Lab penelitian AI Meta telah menciptakan chatbot baru yang canggih dan memungkinkan anggota masyarakat berbicara ke sistem itu untuk mengumpulkan umpan balik tentang kemampuannya.
Bot tersebut bernama BlenderBot 3 dan dapat diakses di web, meskipun saat ini tampaknya hanya penduduk di AS yang dapat melakukannya.
BlenderBot 3 dapat terlibat dalam obrolan umum, kata Meta, tetapi juga menjawab jenis pertanyaan yang mungkin Anda tanyakan kepada asisten digital, “dari berbicara tentang kesehatan resep makanan hingga menemukan fasilitas ramah anak di kota.” Bot itu adalah prototipe dan dibangun di atas pekerjaan Meta sebelumnya dengan apa yang dikenal sebagai model bahasa besar atau LLMS — perangkat lunak pembuat teks yang kuat tetapi cacat di mana OpenAI’s GPT-3 adalah contoh yang paling dikenal luas.
Seperti semua LLM, BlenderBot awalnya dilatih pada kumpulan data teks yang sangat besar, yang ditambang untuk pola statistik untuk menghasilkan bahasa.
Sistem seperti itu terbukti sangat fleksibel dan telah digunakan untuk berbagai kegunaan, mulai dari menghasilkan kode untuk pemrogram hingga membantu penulis menulis buku terlaris berikutnya.
Namun, model-model ini juga memiliki kelemahan serius: mereka memuntahkan bias dalam data pelatihan mereka dan sering menemukan jawaban atas pertanyaan pengguna.
Masalah terakhir ini adalah sesuatu yang secara khusus ingin diuji Meta dengan BlenderBot.
Fitur besar dari chatbot itu adalah ia mampu mencari di internet untuk membicarakan topik tertentu.
Lebih penting lagi, pengguna kemudian dapat mengklik tanggapannya untuk melihat dari mana ia mendapatkan informasinya.

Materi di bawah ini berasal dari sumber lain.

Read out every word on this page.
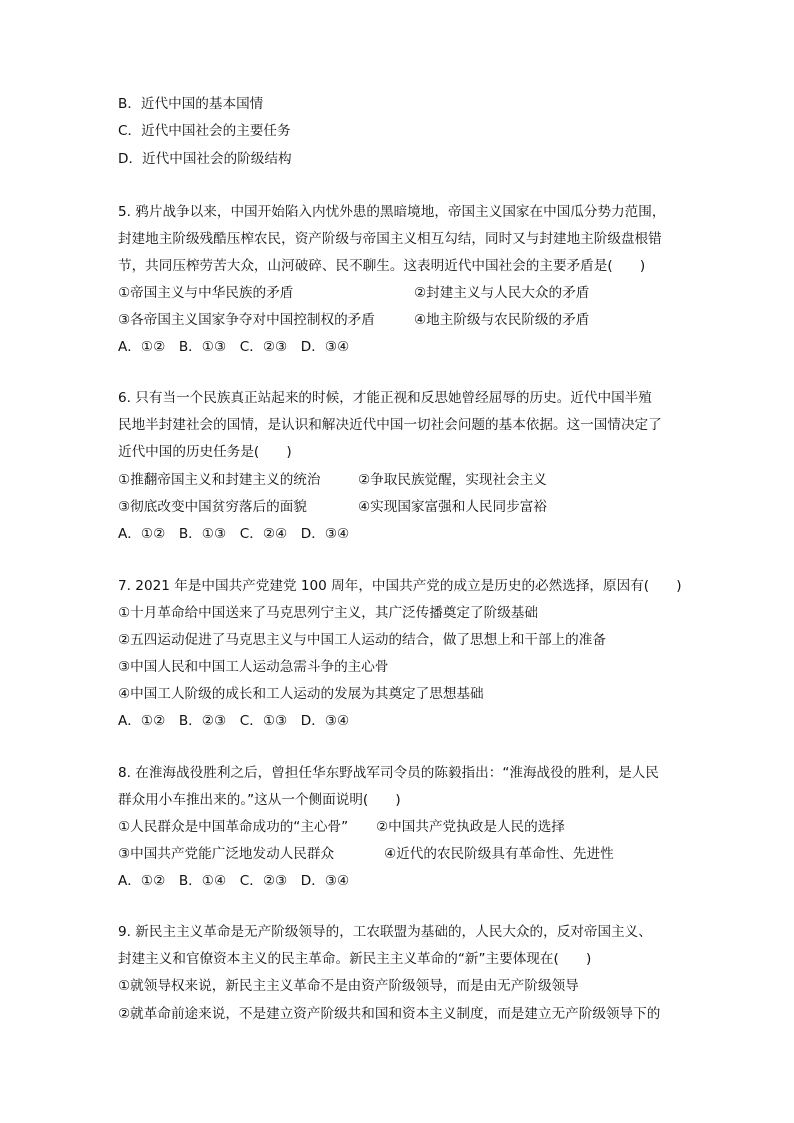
B．近代中国的基本国情
C．近代中国社会的主要任务
D．近代中国社会的阶级结构
5. 鸦片战争以来，中国开始陷入内忧外患的黑暗境地，帝国主义国家在中国瓜分势力范围，
封建地主阶级残酷压榨农民，资产阶级与帝国主义相互勾结，同时又与封建地主阶级盘根错
节，共同压榨劳苦大众，山河破碎、民不聊生。这表明近代中国社会的主要矛盾是(　　)
①帝国主义与中华民族的矛盾	②封建主义与人民大众的矛盾
③各帝国主义国家争夺对中国控制权的矛盾	④地主阶级与农民阶级的矛盾
A．①②　B．①③　C．②③　D．③④
6. 只有当一个民族真正站起来的时候，才能正视和反思她曾经屈辱的历史。近代中国半殖
民地半封建社会的国情，是认识和解决近代中国一切社会问题的基本依据。这一国情决定了
近代中国的历史任务是(　　)
①推翻帝国主义和封建主义的统治	②争取民族觉醒，实现社会主义
③彻底改变中国贫穷落后的面貌	④实现国家富强和人民同步富裕
A．①②　B．①③　C．②④　D．③④
7. 2021 年是中国共产党建党 100 周年，中国共产党的成立是历史的必然选择，原因有(　　)
①十月革命给中国送来了马克思列宁主义，其广泛传播奠定了阶级基础
②五四运动促进了马克思主义与中国工人运动的结合，做了思想上和干部上的准备
③中国人民和中国工人运动急需斗争的主心骨
④中国工人阶级的成长和工人运动的发展为其奠定了思想基础
A．①②　B．②③　C．①③　D．③④
8. 在淮海战役胜利之后，曾担任华东野战军司令员的陈毅指出：“淮海战役的胜利，是人民
群众用小车推出来的。”这从一个侧面说明(　　)
①人民群众是中国革命成功的“主心骨” ②中国共产党执政是人民的选择
③中国共产党能广泛地发动人民群众	④近代的农民阶级具有革命性、先进性
A．①②　B．①④　C．②③　D．③④
9. 新民主主义革命是无产阶级领导的，工农联盟为基础的，人民大众的，反对帝国主义、
封建主义和官僚资本主义的民主革命。新民主主义革命的“新”主要体现在(　　)
①就领导权来说，新民主主义革命不是由资产阶级领导，而是由无产阶级领导
②就革命前途来说，不是建立资产阶级共和国和资本主义制度，而是建立无产阶级领导下的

BlenderBot 3, dengan kata lain, dapat mengutip sumbernya.
Dengan merilis chatbot ke masyarakat umum, Meta ingin mengumpulkan umpan balik tentang berbagai masalah yang dihadapi model bahasa besar.
Pengguna yang mengobrol dengan BlenderBot akan dapat menandai respons yang mencurigakan dari sistem, dan Meta mengatakan telah bekerja keras untuk “meminimalkan penggunaan bot untuk bahasa vulgar, cercaan, dan komentar yang tidak sensitif secara budaya.” Pengguna harus memilih untuk mengumpulkan data mereka, dan jika demikian, percakapan dan umpan balik mereka akan disimpan dan kemudian diterbitkan oleh Meta untuk digunakan oleh komunitas riset AI umum.
“Kami berkomitmen untuk merilis secara publik semua data yang kami kumpulkan dalam demo dengan harapan kami dapat meningkatkan AI percakapan,” Kurt Shuster, seorang insinyur riset di Meta yang membantu membuat BlenderBot 3, mengatakan kepada The Verge.
Merilis prototipe chatbot AI ke publik, secara historis, merupakan langkah berisiko bagi perusahaan teknologi.
Pada tahun 2016, Microsoft merilis chatbot bernama Tay di Twitter yang belajar dari interaksinya dengan publik.
Agak bisa ditebak, pengguna Twitter segera melatih Tay untuk memuntahkan berbagai pernyataan rasis, antisemit, dan misoginis.
Sebagai tanggapan, Microsoft menarik bot offline kurang dari 24 jam kemudian.
Meta mengatakan dunia AI telah banyak berubah sejak kerusakan Tay dan bahwa BlenderBot memiliki segala macam rel pengaman yang seharusnya menghentikan Meta dari mengulangi kesalahan Microsoft.
Yang terpenting, kata Mary Williamson, manajer teknik penelitian di Facebook AI Research (FAIR), sementara Tay dirancang untuk belajar secara real time dari interaksi pengguna, BlenderBot adalah model statis.
Itu berarti ia mampu mengingat apa yang dikatakan pengguna dalam percakapan (dan bahkan akan menyimpan informasi ini melalui cookie browser jika pengguna keluar dari program dan kembali lagi nanti), tetapi data ini hanya akan digunakan untuk meningkatkan sistem lebih lanjut.
“Ini hanya pendapat pribadi saya, tetapi episode [Tay] itu relatif disayangkan, karena itu menciptakan musim dingin chatbot ini di mana setiap institusi takut mengeluarkan chatbot publik untuk penelitian,” kata Williamson kepada The Verge.